Maintaining a blockchain is also orders of magnitude more expensive than a traditional database. Data is not recorded once but thousands of times. Data is also verified by every full node on the network, thousands of times in parallel. Additionally, the transmission of data is inefficient by design, causing the cost of maintenance to rise. This redundancy in every step of using a blockchain makes it hard to scale. We will look at several concepts to make blockchain scale later on, such as sidechains and payment channels. Most of them are based on the idea of moving data off the blockchain rather than increasing the throughput of the chain.

Benefits of Using Blockchain

All of this overhead can only be justified through utility. Having global money with a predictable inflation schedule and trustless transactions without central control and single points of failure are arguably enough utility to use a blockchain for this purpose. For many other use cases, time will tell if blockchain poses a suitable solution. Just as with the immutability attribute, it’s important to note that the current shortcomings of public blockchains result from being run in a distributed fashion, rather than the data structure. While a high level of redundancy makes the data secure, it is inefficient by definition.

In turn, you can get some unique properties with a blockchain, that if needed for the specific use case, make it invaluable. The main factor distinguishing a blockchain from a normal database is that there are specific rules about how to add data to the database. This set of rules, or protocol, can achieve the following traits:

  • Consistency: Newly added data cannot conflict with data already in the database.
  • Tamper Evidence: Append only data structure that makes it immediately apparent if data has been changed.
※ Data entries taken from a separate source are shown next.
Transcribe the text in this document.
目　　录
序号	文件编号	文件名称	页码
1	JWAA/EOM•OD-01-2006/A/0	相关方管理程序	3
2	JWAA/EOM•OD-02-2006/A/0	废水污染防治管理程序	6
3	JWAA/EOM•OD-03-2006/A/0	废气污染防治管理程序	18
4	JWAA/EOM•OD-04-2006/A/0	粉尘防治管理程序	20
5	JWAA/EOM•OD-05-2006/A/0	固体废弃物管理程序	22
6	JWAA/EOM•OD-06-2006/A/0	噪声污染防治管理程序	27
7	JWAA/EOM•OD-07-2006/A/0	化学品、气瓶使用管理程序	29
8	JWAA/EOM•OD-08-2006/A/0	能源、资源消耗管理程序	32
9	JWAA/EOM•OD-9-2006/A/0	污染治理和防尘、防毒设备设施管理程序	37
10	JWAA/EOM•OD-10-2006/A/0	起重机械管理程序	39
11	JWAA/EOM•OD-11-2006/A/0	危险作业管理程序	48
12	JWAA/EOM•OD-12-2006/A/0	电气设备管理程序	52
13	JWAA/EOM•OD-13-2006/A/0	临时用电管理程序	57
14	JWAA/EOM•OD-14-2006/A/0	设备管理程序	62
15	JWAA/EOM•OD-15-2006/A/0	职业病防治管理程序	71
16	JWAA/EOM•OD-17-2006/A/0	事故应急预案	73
Coupled with a strong consensus mechanism that incentivizes rejection of invalid blocks this results in immutability.
  • Ownable: Data can be attributed to a sole owner. The data is publicly verifiable, but only the owner can make changes to it. In the context of cryptocurrencies, this means everybody can see the transactions, but only with the owner can spend a UTXO.
  • Distributed: The database is consistent without a central party acting as a gatekeeper. This results from the protocol incentivizing correct behavior. Consensus and fault-tolerance are the holy grail of distributed systems that Bitcoin achieved for the first time in history.
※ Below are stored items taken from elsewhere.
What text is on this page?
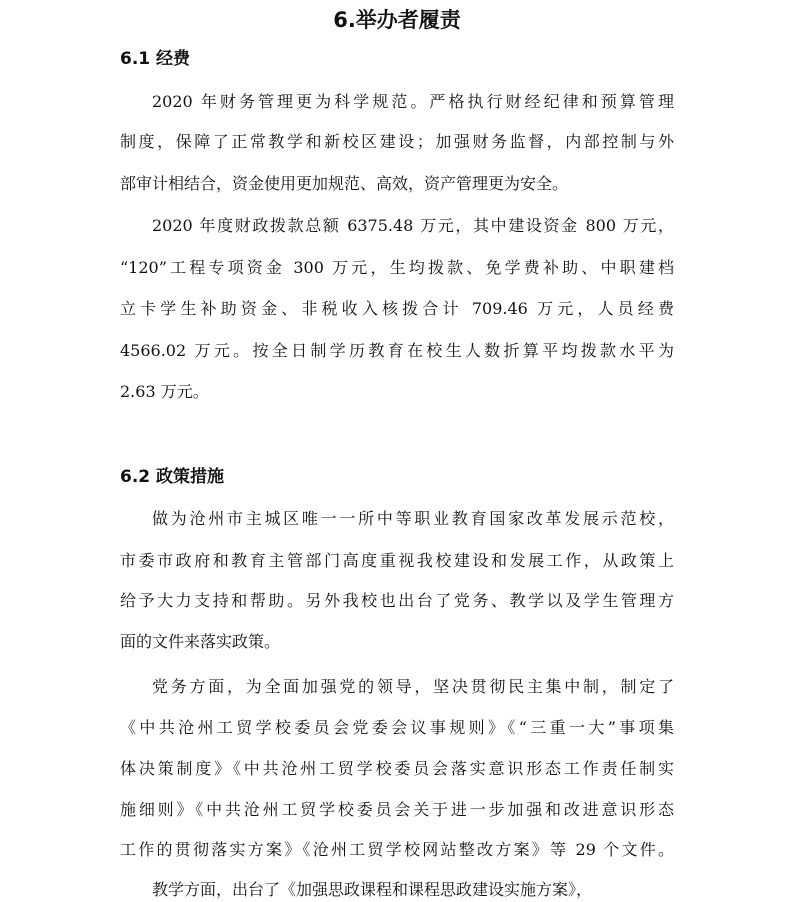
6.举办者履责
6.1 经费
2020 年财务管理更为科学规范。严格执行财经纪律和预算管理
制度，保障了正常教学和新校区建设；加强财务监督，内部控制与外
部审计相结合，资金使用更加规范、高效，资产管理更为安全。
2020 年度财政拨款总额 6375.48 万元，其中建设资金 800 万元，
“120”工程专项资金 300 万元，生均拨款、免学费补助、中职建档
立卡学生补助资金、非税收入核拨合计 709.46 万元，人员经费
4566.02 万元。按全日制学历教育在校生人数折算平均拨款水平为
2.63 万元。
6.2 政策措施
做为沧州市主城区唯一一所中等职业教育国家改革发展示范校，
市委市政府和教育主管部门高度重视我校建设和发展工作，从政策上
给予大力支持和帮助。另外我校也出台了党务、教学以及学生管理方
面的文件来落实政策。
党务方面，为全面加强党的领导，坚决贯彻民主集中制，制定了
《中共沧州工贸学校委员会党委会议事规则》《“三重一大”事项集
体决策制度》《中共沧州工贸学校委员会落实意识形态工作责任制实
施细则》《中共沧州工贸学校委员会关于进一步加强和改进意识形态
工作的贯彻落实方案》《沧州工贸学校网站整改方案》等 29 个文件。
教学方面，出台了《加强思政课程和课程思政建设实施方案》，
The key takeaway from this first section should be the following: You get the immutability of data only if there is a strong consensus mechanism in place that makes the network participants decline invalid blocks. Otherwise, a blockchain is only tamper-evident.

After looking at the properties that result from the design, let’s take a look at how it is constructed. First, we look at the blocks themselves. Next, we introduce a concept that allows us to create an efficient summary of all transactions — the Merkle tree. Lastly, we look at the transactions themselves that make up the majority of data in a block.

The Building Blocks of Blocks

Blocks consist of a header that contains essential data about the block — a sort of summary. The largest part of a block in terms of storage comprises the transactions.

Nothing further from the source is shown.